Num ofício a que a agência noticiosa espanhola EFE teve acesso, assinado pelo diretor-adjunto operacional (DAO) do corpo, Manuel Llamas, estabelece-se que o esforço operacional em Ceuta e Melilha decorrente do aumento da pressão migratória “é significativamente reduzido pelo gozo de férias no período estival e por licenças por assuntos particulares”.

Assim, para poder “garantir a adequada cobertura dos serviços” em Ceuta e Melilla, a Guarda Civil decidiu que “não serão concedidas férias, licenças nem dispensas” ao pessoal colocado ou que se encontre a prestar serviço em ambas as cidades, uma limitação que não afetará as já concedidas ou autorizadas antes da emissão do ofício.
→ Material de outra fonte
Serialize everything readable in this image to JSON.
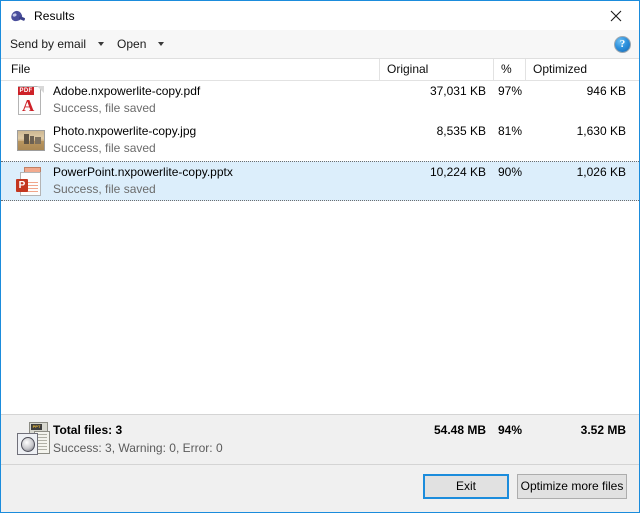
{
  "window": {
    "title": "Results",
    "icon": "app-logo-icon",
    "close_label": "✕",
    "accent_color": "#1b8cdc"
  },
  "toolbar": {
    "items": [
      {
        "label": "Send by email",
        "icon": "chevron-down-icon"
      },
      {
        "label": "Open",
        "icon": "chevron-down-icon"
      }
    ],
    "help": {
      "icon": "help-icon",
      "glyph": "?"
    }
  },
  "columns": {
    "file": "File",
    "original": "Original",
    "percent": "%",
    "optimized": "Optimized"
  },
  "files": [
    {
      "icon": "pdf-file-icon",
      "icon_label": "PDF",
      "name": "Adobe.nxpowerlite-copy.pdf",
      "status": "Success, file saved",
      "original": "37,031 KB",
      "percent": "97%",
      "optimized": "946 KB",
      "selected": false
    },
    {
      "icon": "image-file-icon",
      "icon_label": "",
      "name": "Photo.nxpowerlite-copy.jpg",
      "status": "Success, file saved",
      "original": "8,535 KB",
      "percent": "81%",
      "optimized": "1,630 KB",
      "selected": false
    },
    {
      "icon": "powerpoint-file-icon",
      "icon_label": "P",
      "name": "PowerPoint.nxpowerlite-copy.pptx",
      "status": "Success, file saved",
      "original": "10,224 KB",
      "percent": "90%",
      "optimized": "1,026 KB",
      "selected": true
    }
  ],
  "summary": {
    "icon": "documents-stack-icon",
    "icon_label": "PPT",
    "title": "Total files: 3",
    "detail": "Success: 3, Warning: 0, Error: 0",
    "original": "54.48 MB",
    "percent": "94%",
    "optimized": "3.52 MB"
  },
  "footer": {
    "exit_label": "Exit",
    "optimize_more_label": "Optimize more files"
  }
}
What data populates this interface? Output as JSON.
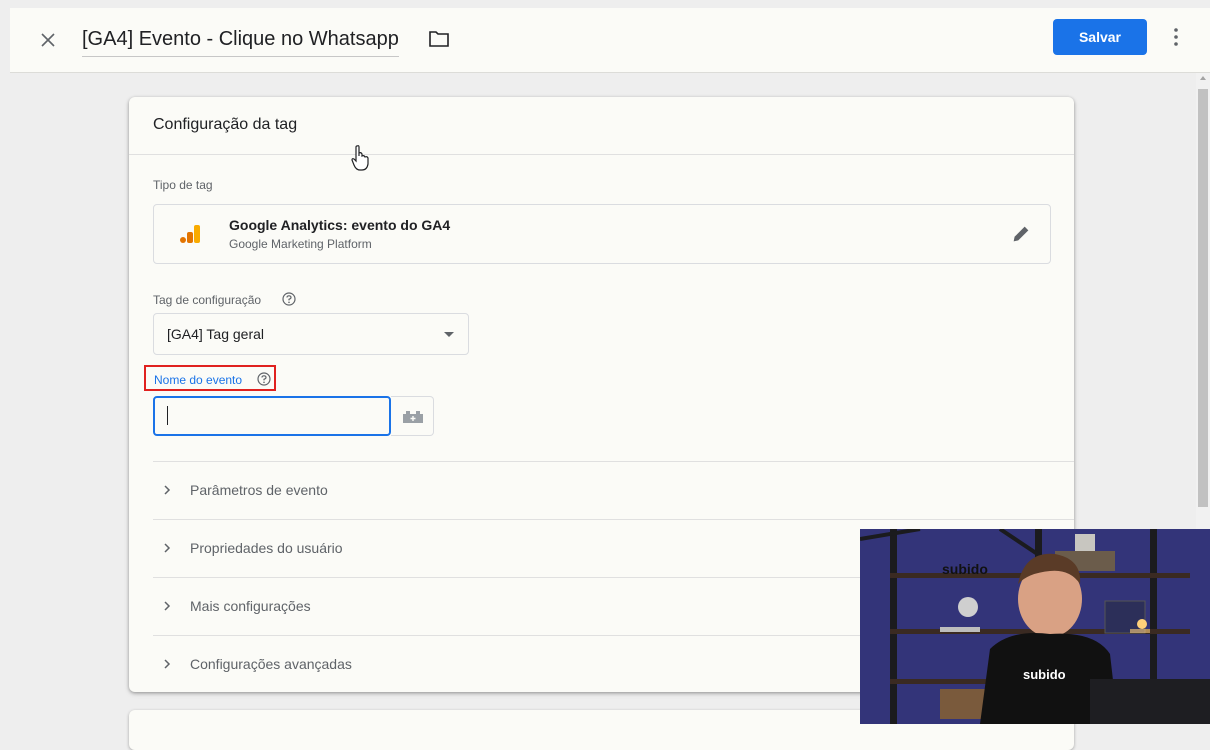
{
  "header": {
    "close_icon": "close-icon",
    "title": "[GA4] Evento - Clique no Whatsapp",
    "folder_icon": "folder-icon",
    "save_label": "Salvar",
    "more_icon": "more-vert-icon"
  },
  "card": {
    "title": "Configuração da tag",
    "tag_type_label": "Tipo de tag",
    "tag_type": {
      "name": "Google Analytics: evento do GA4",
      "subtitle": "Google Marketing Platform",
      "icon": "google-analytics-icon",
      "edit_icon": "edit-pencil-icon"
    },
    "config_tag_label": "Tag de configuração",
    "config_tag_value": "[GA4] Tag geral",
    "event_name_label": "Nome do evento",
    "event_name_value": "",
    "sections": [
      {
        "label": "Parâmetros de evento"
      },
      {
        "label": "Propriedades do usuário"
      },
      {
        "label": "Mais configurações"
      },
      {
        "label": "Configurações avançadas"
      }
    ]
  },
  "webcam": {
    "sign_text": "subido",
    "shirt_text": "subido"
  },
  "colors": {
    "primary": "#1a73e8",
    "highlight_box": "#e0211f",
    "ga_orange": "#f9ab00",
    "ga_dark_orange": "#e37400"
  }
}
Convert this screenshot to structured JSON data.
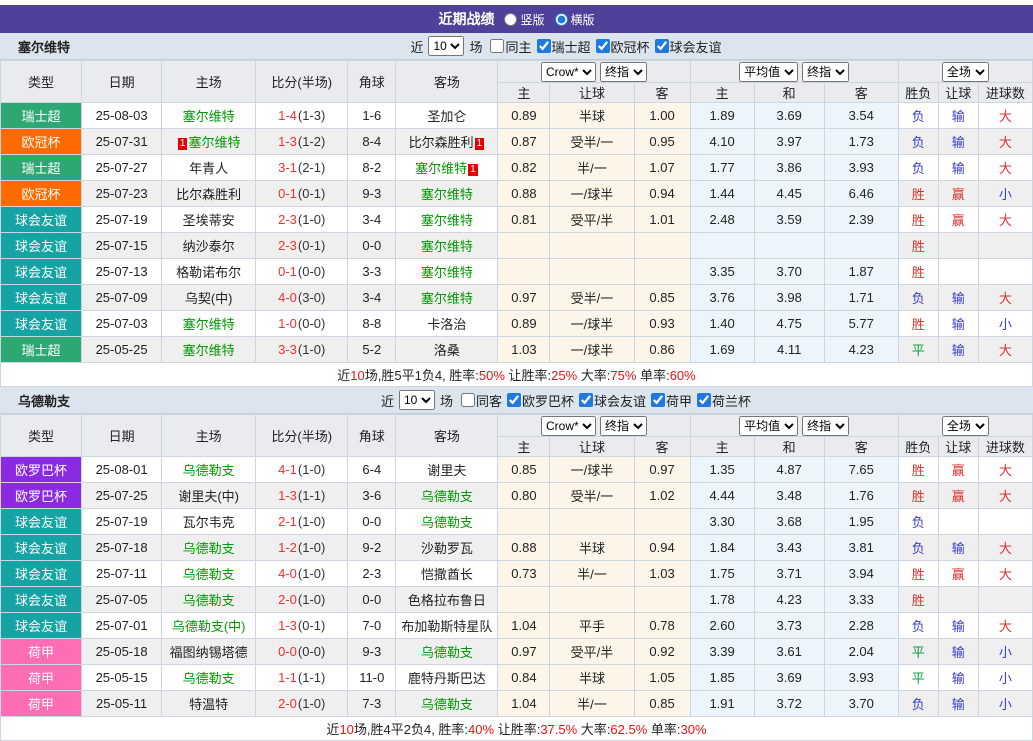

Desta forma, a Guarda Civil espanhola junta-se à decisão tomada pelo Comando-Geral de Ceuta, que hoje ordenou o cancelamento de todas as licenças dos militares destacados na cidade autónoma a partir da próxima quinta-feira.

Cerca de 72.000 pessoas entraram na cidade autónoma espanhola de Ceuta, situada no norte de África, em 24 horas na semana passada e 70.000 já voltaram a Marrocos, segundo dados das autoridades de Espanha.

Pelo menos 82 pessoas morreram a tentar chegar a Ceuta a nado.

Mensagens a circular nas redes sociais em Marrocos incitam a uma nova invasão em massa do território no próximo dia 15.

Ceuta, um pequeno território de 80.000 habitantes que está localizado no extremo norte de Marrocos, banhado pelo estreito de Gibraltar, é uma das duas fronteiras terrestres entre África e a Europa, juntamente com o outro enclave espanhol de Melilla.